I apologize for being a little late on my Lake Eufaula tournament recap, but I Just returned home from the Lake Seminole FLW Rayovac tournament and I’m just now getting caught up. I must say I was a little concerned heading down to Lake Eufaula that this tournament could easily have been a bump in the road for me. I have been there once before, but due to some motor troubles I never left the creek arm we launched out of and had never seen any other parts of the lake. So, it really was like fishing a place I had never been before.
I decided to spend the first day of my practice on the lower end of the lake since I knew it had produced decent bags in the past. I began fishing shallow with a buzzbait and caught five small largemouth in the first couple of hours. The water temperature was in the high 80’s and I figured that once the sun got up that the shallow bite might turn off. So around 9:30 AM I headed out to some offshore stuff and started graphing around. I quickly found a brush pile and made a few casts to it, which resulted in a six or seven pound largemouth. At that point, I figured this could be a decent pattern and began looking for more brush piles. By the end of the first day, I had found 35 brush piles and gotten bit in the majority of the ones I fished. I wasn’t sure of the size, as I was shaking off all of the bites, but I did manage to see a couple other good fish and felt really comfortable with the pattern. I spent the next two days expanding on the southern portion of the lake and by the end of practice I had roughly 75-100 brush piles marked in water from six feet to twenty-five feet deep. Again, I routinely got bit in the piles I chose to fish and felt very comfortable heading into the tournament with my pattern. My biggest concern was how much pressure each brush pile would get and that I had put all my eggs into one basket by not looking for a secondary pattern.
On the first day of the tournament, I managed to catch about a dozen keepers fishing the brush piles, but never managed to catch any big fish. I did jump off a three pounder which would have culled me up a pound, but I never saw the quality I was hoping for. But several of the top leaders fished around me and we were sharing several of the same brush piles so I knew the quality was there and I just needed to get them to bite. I also left several of the isolated brush piles alone since I thought they might help me more on day two after hitting the community piles. I ended the day in 37th place with 12 lbs. 1 oz.
On day two, I began fishing several of the same brush piles I fished on the first day and quickly boated a three pounder. The bite definitely seemed more difficult and it took me until around noon to secure a limit. Since the bite was getting tougher I spent the last two hours fishing shallow with a Jackall Binksy that my roommate Jeff Gustafson had recommended to me the day before. He ended up in 5th fishing it the whole tournament and it ended up producing two quality keeper fish for me and I culled up to 13 lbs. 7 oz. and finished 31st. I did lose one fish close to six pounds at the boat, which would have put me into the top 20 cut, but that’s how it goes. The fish were not eating the baits great and they would not stop jumping, which is why a lot of guys lost big fish in this tournament.

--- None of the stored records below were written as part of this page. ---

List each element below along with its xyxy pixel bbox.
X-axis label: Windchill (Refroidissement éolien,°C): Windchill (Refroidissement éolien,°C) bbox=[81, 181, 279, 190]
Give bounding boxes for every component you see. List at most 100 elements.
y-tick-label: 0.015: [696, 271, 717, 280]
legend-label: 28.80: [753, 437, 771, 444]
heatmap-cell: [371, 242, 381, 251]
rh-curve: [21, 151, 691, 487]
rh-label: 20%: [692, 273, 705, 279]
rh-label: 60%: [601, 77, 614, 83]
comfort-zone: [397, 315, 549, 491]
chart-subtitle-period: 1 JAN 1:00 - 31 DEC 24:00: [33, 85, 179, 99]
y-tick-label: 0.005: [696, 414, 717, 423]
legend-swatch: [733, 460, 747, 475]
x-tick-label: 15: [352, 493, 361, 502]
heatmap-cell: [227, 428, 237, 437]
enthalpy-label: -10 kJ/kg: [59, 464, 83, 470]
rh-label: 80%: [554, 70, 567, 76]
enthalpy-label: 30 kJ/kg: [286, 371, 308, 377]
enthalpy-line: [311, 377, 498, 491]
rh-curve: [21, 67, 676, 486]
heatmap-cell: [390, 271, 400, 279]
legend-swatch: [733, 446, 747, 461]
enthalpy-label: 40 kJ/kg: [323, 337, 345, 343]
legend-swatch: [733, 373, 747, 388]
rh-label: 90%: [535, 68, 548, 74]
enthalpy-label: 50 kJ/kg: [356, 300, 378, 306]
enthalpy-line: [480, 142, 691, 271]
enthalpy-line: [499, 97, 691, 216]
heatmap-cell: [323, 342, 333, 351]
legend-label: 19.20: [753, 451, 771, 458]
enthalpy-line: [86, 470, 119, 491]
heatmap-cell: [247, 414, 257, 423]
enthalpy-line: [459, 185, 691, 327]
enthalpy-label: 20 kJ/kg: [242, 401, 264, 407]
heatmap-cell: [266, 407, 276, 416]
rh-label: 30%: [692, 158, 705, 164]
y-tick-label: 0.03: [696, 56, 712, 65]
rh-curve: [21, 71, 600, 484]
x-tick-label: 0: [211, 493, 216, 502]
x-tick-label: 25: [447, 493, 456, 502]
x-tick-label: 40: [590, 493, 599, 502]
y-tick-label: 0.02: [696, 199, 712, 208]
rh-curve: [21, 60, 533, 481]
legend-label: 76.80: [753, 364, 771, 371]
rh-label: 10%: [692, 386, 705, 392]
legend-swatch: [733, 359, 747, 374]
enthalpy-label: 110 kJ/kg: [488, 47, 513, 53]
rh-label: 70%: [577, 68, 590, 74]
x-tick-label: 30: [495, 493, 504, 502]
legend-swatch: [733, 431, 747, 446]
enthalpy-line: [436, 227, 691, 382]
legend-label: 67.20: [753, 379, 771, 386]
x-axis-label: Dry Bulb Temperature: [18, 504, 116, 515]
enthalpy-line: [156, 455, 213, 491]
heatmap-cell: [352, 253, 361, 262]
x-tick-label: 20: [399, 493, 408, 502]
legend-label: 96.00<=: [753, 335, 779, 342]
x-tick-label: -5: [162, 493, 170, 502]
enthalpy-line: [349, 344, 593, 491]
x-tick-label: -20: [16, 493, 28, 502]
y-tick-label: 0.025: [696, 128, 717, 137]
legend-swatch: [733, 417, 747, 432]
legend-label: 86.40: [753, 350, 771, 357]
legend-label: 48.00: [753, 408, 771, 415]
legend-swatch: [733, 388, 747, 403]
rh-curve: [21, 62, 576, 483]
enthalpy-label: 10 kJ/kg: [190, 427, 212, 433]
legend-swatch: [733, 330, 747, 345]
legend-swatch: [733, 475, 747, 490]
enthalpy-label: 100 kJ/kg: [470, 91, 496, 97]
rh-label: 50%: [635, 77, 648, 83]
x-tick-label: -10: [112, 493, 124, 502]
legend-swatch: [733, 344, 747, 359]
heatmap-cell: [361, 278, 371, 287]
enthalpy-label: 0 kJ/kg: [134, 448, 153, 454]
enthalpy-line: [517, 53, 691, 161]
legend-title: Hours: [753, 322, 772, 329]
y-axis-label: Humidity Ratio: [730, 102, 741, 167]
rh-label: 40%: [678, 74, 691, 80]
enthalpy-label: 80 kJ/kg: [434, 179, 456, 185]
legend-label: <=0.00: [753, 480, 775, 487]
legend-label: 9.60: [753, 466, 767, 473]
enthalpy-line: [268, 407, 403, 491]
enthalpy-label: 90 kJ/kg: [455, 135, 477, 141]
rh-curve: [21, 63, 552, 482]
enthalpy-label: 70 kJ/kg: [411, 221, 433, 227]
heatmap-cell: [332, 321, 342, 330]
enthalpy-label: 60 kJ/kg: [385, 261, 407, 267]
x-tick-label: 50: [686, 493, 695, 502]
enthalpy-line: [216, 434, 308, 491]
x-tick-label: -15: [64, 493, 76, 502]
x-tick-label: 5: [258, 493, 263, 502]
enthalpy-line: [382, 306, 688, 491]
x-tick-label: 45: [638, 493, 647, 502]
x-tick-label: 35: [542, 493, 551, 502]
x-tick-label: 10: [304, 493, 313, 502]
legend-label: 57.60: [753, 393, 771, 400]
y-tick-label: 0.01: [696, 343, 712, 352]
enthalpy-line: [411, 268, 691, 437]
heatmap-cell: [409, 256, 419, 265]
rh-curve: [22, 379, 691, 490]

Overall, it was another solid tournament for me. I really would have liked to have made the cut, but am satisfied with my performance. I’ve never specifically targeted brush piles for an entire tournament and it gives me additional confidence in my offshore game. My Hummingbird electronics were a huge part in my success in this tournament and it always amazes me how accurate they can be. I caught the majority of my fish on a ¾ oz. football head jig, but also caught a few on a swimbait over the top of the brush piles. I wish I had spent more time doing that as it sounds as if a lot of the top finishers were getting bigger bites on swimbaits. I also think a lot of guys were catching good fish out of brush piles in the creek arms, which were more overlooked than the main lake structure and in the future I’ll spend more time looking in the not so obvious places. Lastly, I’m amazed at the quality of shallow fish that were caught in 90 degree water. I guess those southern fish are used to it.